There are a lot of skills you learn because you’re thrown into situations which require you to learn them…how to communicate effectively, work with people, manage priorities. And many companies have classes to teach them to you. But there is one skill I am proud to say I taught myself which has helped me like no other. It’s boring. Some would say tedious. But it has served me well.
The outcome is to be predictable. The skill required to do that? Forecasting.
There is no situation which benefits from uncertainty…not the market, not a project, nothing. The most coveted situation in business is predictability….knowing what your numbers are going to look like…or at least having a pretty good idea. And the skill I learned that helps you? Forecasting.
It’s not just forecasting into the future and making a guess and stopping there. It’s forecasting the future, monitoring your actuals against the forecast, figuring out what caused you to miss your forecast, and adjusting your forecasts along the way so you can get more accurate as time goes by.
Sounds obvious? Here’s the thing…you are often praised if you do better than your budget or forecast. So that incentivizes people to keep their forecasts conservative. When I worked at Citi, any variance, to the better or worse was frowned upon because you didn’t hit your number. That taught me I couldn’t play games of having an easy target…so I had to learn how to forecast.

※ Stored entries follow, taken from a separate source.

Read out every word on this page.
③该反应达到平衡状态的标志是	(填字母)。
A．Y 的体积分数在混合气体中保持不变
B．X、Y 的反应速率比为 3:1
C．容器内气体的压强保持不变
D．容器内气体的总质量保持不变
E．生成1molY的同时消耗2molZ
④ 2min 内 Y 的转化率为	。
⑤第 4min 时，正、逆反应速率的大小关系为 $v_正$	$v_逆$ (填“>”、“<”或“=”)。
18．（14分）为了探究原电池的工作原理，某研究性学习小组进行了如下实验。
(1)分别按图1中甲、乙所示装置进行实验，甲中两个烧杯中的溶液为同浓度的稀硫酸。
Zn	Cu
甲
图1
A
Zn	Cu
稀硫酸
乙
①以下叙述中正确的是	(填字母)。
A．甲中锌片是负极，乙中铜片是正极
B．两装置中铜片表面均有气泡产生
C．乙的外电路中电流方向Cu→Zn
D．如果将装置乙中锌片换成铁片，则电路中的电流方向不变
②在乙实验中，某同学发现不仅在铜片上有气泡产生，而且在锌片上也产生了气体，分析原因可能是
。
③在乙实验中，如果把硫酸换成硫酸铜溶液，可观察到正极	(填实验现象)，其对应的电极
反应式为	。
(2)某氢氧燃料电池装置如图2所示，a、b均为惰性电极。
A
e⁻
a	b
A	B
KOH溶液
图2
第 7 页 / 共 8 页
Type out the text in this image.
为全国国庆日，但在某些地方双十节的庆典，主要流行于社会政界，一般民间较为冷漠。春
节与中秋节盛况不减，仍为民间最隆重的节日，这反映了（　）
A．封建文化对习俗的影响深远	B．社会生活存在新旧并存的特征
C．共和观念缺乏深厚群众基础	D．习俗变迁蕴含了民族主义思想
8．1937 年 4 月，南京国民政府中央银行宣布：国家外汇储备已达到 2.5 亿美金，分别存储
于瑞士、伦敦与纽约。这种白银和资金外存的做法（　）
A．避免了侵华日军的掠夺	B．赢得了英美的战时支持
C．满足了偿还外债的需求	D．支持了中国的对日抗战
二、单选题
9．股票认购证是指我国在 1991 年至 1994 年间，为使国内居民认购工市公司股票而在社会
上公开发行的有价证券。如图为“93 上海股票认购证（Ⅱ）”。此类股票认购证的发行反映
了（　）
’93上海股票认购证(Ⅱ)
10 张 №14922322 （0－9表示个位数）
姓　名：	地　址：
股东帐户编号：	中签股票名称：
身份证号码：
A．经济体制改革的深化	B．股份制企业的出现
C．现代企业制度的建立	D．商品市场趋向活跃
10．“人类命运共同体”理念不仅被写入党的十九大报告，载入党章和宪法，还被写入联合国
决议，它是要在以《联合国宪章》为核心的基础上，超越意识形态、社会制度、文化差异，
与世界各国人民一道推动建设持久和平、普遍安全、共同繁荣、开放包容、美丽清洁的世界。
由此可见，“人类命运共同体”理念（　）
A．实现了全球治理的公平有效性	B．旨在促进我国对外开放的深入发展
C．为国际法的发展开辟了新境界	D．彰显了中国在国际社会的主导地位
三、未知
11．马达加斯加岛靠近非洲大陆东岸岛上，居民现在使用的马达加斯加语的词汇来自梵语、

I remember asking my team once how we were going to end the year. No one wanted to give me a number. I asked …”Wait a minute. We have all our actuals through October and we can’t forecast the last two months of the year?’ Needless to say, they got the point…and to their credit, they got so good at it they were upset when they were off $2MM on a multi million dollar budget! (They got a little obsessed).
I’m not saying set targets which aren’t achievable….that helps no one. And there are often surprises you can’t always account for (ask me about the year I found out that a system was decommissioned and I got hit with charges in December). I do think there is benefit in knowing where you think you’re going to land the plane. It requires discipline and work, but there’s no feeling like the one when you actually land the plane where you said it was going to land.
So boring? Yes. But predictability….doing what you say you’re going to do? Priceless.